Schatten \(p\)-norm Objectives

The previous result is specific to the scalar objective chosen. Yet the method generalises from the trace to any Schatten \(p\)-norm as follows. Define \[V ~:=~ \min_{\substack{ \boldsymbol{D}\succeq \boldsymbol{\ell}\boldsymbol{\ell}^\intercal, \\ \text{$\boldsymbol{D}$ diagonal} }}~ \|\boldsymbol{D}\|_p\] where \(\|\boldsymbol{D}\|_p\) denotes the Schatten \(p\)-norm, that is, the vector \(p\)-norm \(\|\boldsymbol{\ell}\|_p = (\sum_i |l_i|^p)^{1/p}\) applied to the eigenvalues of the matrix \(\boldsymbol{D}\). We raise the objective to the power \(p\) for convenience and rewrite as before \[V^p ~=~ \min_{ \boldsymbol{d}\ge 0 : \sum_i l_i^2/d_i \le 1 }~ \sum_i d_i^p .\] Introducing Lagrange multiplier \(\mu\) for the constraint, we find \[V^p ~=~ \max_{\mu \ge 0} \min_{ \boldsymbol{d}\ge 0 }~ \sum_i d_i^p + \mu \left(\sum_i l_i^2/d_i - 1\right) .\] Setting the derivative to \(0\) results in \[d_i ~=~ \left( \frac{ \mu l_i^2 }{ p } \right)^{\frac{1}{p+1}}\] so that \[V^p ~=~ \max_{\mu \ge 0}~ (p^{-\frac{p}{p+1}} + p^{\frac{1}{p+1}}) \mu^{\frac{p}{p+1}} \sum_i l_i^{\frac{2 p}{p+1}} - \mu .\] Now optimising for \(\mu\) results in \[\mu ~=~ p \bigg(\sum_i l_i^{\frac{2 p}{p+1}}\bigg)^{p+1}\] so that we have optimiser and value \[d_i ~=~ l_i^{\frac{2}{p+1}} \sum_j l_j^{\frac{2 p}{p+1}} \qquad \text{and} \qquad V ~=~ \bigg( \sum_j l_j^{\frac{2 p}{p+1}} \bigg)^{\frac{p+1}{p}} .\]

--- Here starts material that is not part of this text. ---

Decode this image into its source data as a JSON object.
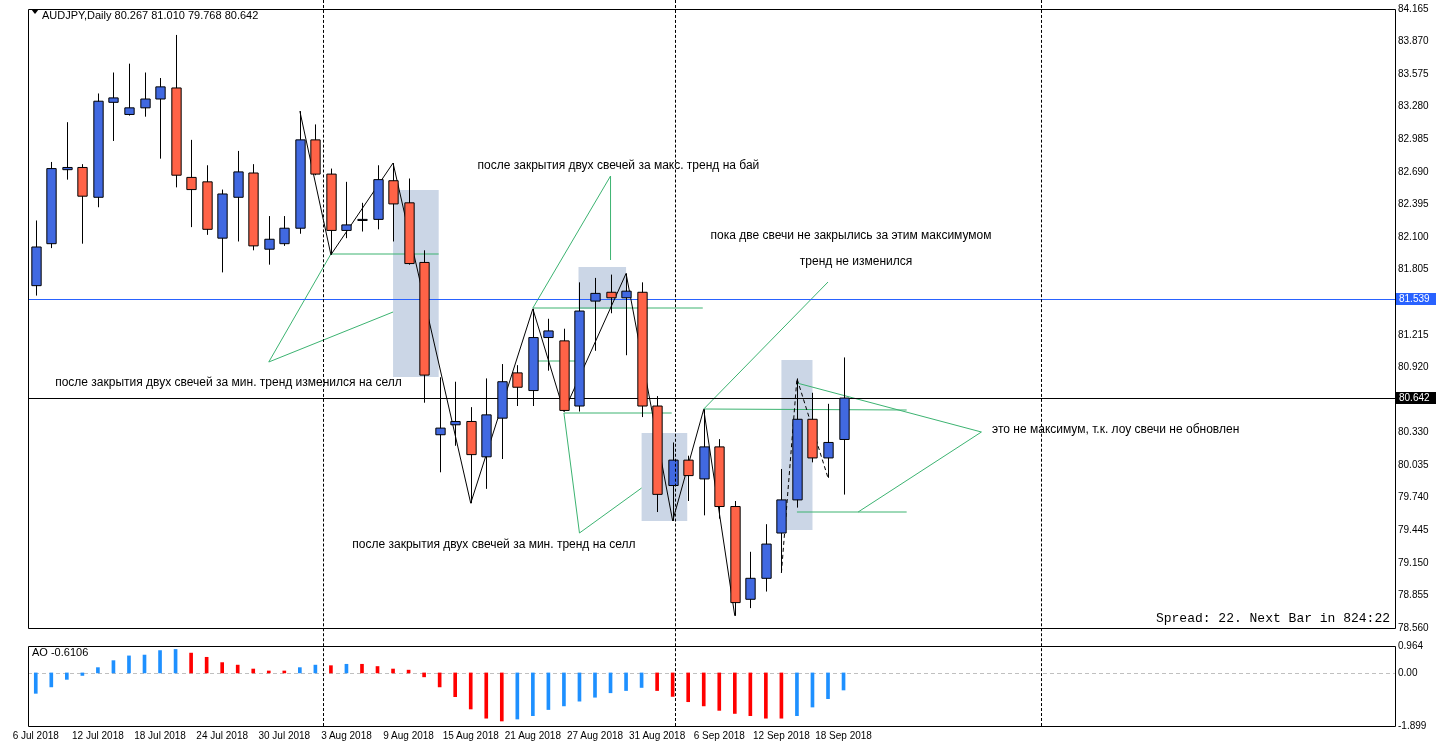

The case \(p=1\) is called the trace norm or nuclear norm, where we find \[d_i ~=~ |l_i| \sum_j |l_j| \qquad \text{and} \qquad V ~=~ \Big(\sum_j |l_j|\Big)^{2} .\] The case \(p=2\) is called the Frobenius norm where we find \[d_i ~=~ l_i^{\frac{2}{3}} \sum_j l_j^{\frac{4}{3}} \qquad \text{and} \qquad V ~=~ \bigg(\sum_j l_j^{\frac{4}{3}}\bigg)^{3/2} .\] The case \(p=\infty\) (maximum eigenvalue) is called the spectral norm where we find \[d_i ~=~ \sum_j l_j^2 \qquad \text{and} \qquad V ~=~ \sum_j l_j^2 .\] Note that in this last case the \(d_i\) are all the same, so the optimal matrix is a multiple of the identity matrix.

A case of interest is also \(p=0\). The above analysis probably does not work (as \(p\)-norms switch from concave to convex at \(p=1\)), but we can still show in a different way that the final formula gives the correct answer, i.e. we find \[d_i ~=~ n l_i^2 \qquad \text{and} \qquad V ~=~ n .\]